Через двадцать минут медсестры берут у всех анализ крови, измеряют давление.

– Извините… – Женя выбирает обратиться к женщине с ребенком, как привыкла с детства. – Я потеряла своих друзей. Вы не видели пожилую пару?

– Немецкий… плохо знать. – Женщина улыбается виновато, прижимает к себе ребенка.

– Старый мужчина. – Женя морщит лоб. – Не видели?

– Плохо знать, – повторяет женщина, – извините.

Ведь не из-за чего извиняться, ты не сделала ничего плохого. Но Жене уже кажется, что медсестра взяла у нее кровь как-то слишком неловко и быстро, даже грубовато. Наверное, показалось. Может быть, только останется синяк, ничего больше. Нечего бояться синяков.

– Вам не больно?

Она кивает на повязку, на сгиб локтя. Но женщина только продолжает улыбаться, прижимает к себе ребенка. Почему-то на ребенка никто не обращает внимания, хотя, наверное, его должны были осмотреть в первую очередь.

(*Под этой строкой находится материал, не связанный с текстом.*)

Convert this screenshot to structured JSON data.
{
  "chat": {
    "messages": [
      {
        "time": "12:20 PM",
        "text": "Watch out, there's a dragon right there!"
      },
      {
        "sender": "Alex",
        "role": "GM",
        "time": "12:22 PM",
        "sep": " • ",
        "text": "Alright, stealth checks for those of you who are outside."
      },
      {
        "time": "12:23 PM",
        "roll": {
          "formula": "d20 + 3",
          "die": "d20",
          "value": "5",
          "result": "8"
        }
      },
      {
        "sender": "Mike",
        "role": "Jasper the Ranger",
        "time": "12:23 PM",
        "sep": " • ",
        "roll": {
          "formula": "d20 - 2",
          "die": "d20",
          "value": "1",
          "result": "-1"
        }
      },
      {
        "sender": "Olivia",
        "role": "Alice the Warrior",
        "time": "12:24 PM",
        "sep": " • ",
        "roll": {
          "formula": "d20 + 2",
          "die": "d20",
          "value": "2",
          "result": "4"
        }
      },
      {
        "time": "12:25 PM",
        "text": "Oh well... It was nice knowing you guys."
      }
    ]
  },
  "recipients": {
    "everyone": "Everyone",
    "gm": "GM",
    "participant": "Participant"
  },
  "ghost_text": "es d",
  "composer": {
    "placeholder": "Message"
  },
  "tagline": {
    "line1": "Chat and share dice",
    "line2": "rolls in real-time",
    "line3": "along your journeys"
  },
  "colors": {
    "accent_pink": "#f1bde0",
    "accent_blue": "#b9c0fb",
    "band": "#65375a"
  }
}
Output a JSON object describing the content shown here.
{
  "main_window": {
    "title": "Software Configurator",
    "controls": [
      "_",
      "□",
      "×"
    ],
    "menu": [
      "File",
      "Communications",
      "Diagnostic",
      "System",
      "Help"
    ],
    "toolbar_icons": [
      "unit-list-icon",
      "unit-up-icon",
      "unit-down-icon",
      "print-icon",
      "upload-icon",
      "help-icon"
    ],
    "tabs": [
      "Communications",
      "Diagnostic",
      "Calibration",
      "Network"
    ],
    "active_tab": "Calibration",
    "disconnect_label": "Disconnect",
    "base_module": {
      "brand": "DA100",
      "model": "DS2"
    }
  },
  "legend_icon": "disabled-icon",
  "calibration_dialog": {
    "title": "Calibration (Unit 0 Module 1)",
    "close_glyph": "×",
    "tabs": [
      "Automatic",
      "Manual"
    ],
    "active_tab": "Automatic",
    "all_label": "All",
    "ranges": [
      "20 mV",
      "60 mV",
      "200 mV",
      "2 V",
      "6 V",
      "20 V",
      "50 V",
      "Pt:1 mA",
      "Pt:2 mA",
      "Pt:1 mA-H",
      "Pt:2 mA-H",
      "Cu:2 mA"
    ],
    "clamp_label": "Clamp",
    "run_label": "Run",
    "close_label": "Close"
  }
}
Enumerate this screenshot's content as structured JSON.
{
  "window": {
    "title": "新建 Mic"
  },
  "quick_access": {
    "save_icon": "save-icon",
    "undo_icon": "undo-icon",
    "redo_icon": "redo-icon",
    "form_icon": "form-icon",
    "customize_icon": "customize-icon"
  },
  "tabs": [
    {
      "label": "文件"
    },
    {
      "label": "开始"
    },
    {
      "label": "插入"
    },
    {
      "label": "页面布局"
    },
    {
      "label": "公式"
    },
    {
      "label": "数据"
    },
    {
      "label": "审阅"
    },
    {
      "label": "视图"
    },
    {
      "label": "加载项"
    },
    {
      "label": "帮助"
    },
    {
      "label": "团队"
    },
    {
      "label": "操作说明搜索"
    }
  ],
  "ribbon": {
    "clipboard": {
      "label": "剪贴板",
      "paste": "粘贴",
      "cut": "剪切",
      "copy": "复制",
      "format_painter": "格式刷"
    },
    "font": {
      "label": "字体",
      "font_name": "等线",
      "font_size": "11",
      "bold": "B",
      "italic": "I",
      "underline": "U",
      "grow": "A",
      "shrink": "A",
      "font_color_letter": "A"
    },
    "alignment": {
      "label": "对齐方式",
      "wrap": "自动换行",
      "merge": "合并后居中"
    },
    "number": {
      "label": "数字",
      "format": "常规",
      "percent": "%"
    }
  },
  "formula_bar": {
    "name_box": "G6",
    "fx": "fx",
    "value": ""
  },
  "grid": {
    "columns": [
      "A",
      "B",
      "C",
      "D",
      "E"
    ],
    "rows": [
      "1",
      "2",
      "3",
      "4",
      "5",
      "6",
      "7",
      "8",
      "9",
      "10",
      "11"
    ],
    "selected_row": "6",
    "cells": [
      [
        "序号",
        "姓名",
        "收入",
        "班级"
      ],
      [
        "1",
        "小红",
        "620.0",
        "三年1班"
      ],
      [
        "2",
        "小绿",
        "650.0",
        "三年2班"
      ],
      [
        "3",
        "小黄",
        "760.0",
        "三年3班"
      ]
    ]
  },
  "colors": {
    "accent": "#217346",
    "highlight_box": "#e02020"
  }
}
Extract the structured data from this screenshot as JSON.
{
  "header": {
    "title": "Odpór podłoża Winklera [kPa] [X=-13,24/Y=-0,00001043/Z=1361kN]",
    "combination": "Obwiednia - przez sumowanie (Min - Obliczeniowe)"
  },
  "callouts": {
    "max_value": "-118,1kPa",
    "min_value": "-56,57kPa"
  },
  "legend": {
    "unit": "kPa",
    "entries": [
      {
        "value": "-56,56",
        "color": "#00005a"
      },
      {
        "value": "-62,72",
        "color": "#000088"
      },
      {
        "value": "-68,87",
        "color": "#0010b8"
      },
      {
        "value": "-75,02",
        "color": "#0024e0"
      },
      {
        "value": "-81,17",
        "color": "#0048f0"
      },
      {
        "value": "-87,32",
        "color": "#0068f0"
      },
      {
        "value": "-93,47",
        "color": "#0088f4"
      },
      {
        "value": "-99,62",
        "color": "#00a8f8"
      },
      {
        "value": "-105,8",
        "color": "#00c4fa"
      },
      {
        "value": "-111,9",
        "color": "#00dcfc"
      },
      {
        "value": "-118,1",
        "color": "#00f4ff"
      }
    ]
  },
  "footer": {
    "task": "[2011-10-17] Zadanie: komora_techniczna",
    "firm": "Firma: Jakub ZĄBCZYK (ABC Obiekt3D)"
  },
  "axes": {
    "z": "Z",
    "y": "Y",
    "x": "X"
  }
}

– Where are you from? – Она снова пытается, почему-то не может прекратить разговаривать, неспокойно здесь, на оранжевом диванчике.

Ungarn.

И Женя некоторое время вспоминает, что это значит.

Ведь учила же.

Это…

– Mädchen? – И медсестра с трудом выговаривает славянскую фамилию, ошибается, но нечего тут поправлять, все не имеет значения. – Разрешите, я измерю вам давление. Давление. Вы понимаете по-немецки?

– Да, немного.

Женя всегда отвечает про немного, вот это ein bisschen, один кусочек, один кусок, хотя на самом деле понимала многое, а сейчас-то, после месяца здесь, и вовсе почти хорошо. Но и это неважно.

– О, а я уже испугалась, думала, как с вами быть…

Манжета тонометра крепко сжимает предплечье, почти до боли.

– Вы в порядке, сотрясения нет. Царапины мы помажем, и можно будет завтра идти домой.

Домой, я не могу пойти домой.

Да, спасибо, автоматически выговаривают губы, язык. Как они поняли, что нет сотрясения, ведь никто не смотрел… Или те, что были в машине, каким-то образом поняли сразу, поэтому и везли относительно спокойно, без сирены? Домой. А дом закрыт, ключи лежат в поясной сумке Людвига. Может быть, и у Сабины есть свои, если она взяла.

Женя оглядывается снова, осматривает коридор – не в поисках их теперь, а просто хочется разглядеть ту девочку, что лежала на асфальте. Ее ведь подняли, правда? Не оставили там лежать? Но и ее нигде нет. Женя засовывает руку в карман, находит бусину, теребит ее – потеплевшую, родную почти.

У девочки той были белые волосы, и в них что-то застряло, запеклось. Ниже шеи она была чем-то закрыта, успели уже прикрыть, наверняка тот мужчина, отставной военный, – по крайней мере, Женя не разглядела, во что та была одета. Наверное, как все здесь весной – в джинсы и черную толстовку, Женя тоже себе такую купила. И еще представляла, как вернется в Раменское – пройдет вечером по городу, и ребята увидят, и все поймут, вот ты где была, скажут.

Кажется, что ей вовсе не жалко девочку, но на самом деле тяжело думать. Она не хотела умирать. Она не хотела умирать, она слишком ярко утром накрасилась перед зеркалом, причесала или даже завила волосы. Надела бусы, которые ей, наверное, мама или бабушка подарила, потому как слишком уж взрослая вещь, подросток такую себе не купит ни за что. Может быть, она даже и не хотела идти в бусах, а мать настояла, чтобы было празднично и красиво. Так не ходят умирать. Так случайно попадают и остаются, когда идут на праздник, в школу, за покупками. Кажется, у Жени единственной здесь нет никаких повреждений. Ее оставляют в палате на девятерых, только вначале долго приходится ждать анализа крови – наверное, проверяли на сифилис и гепатит.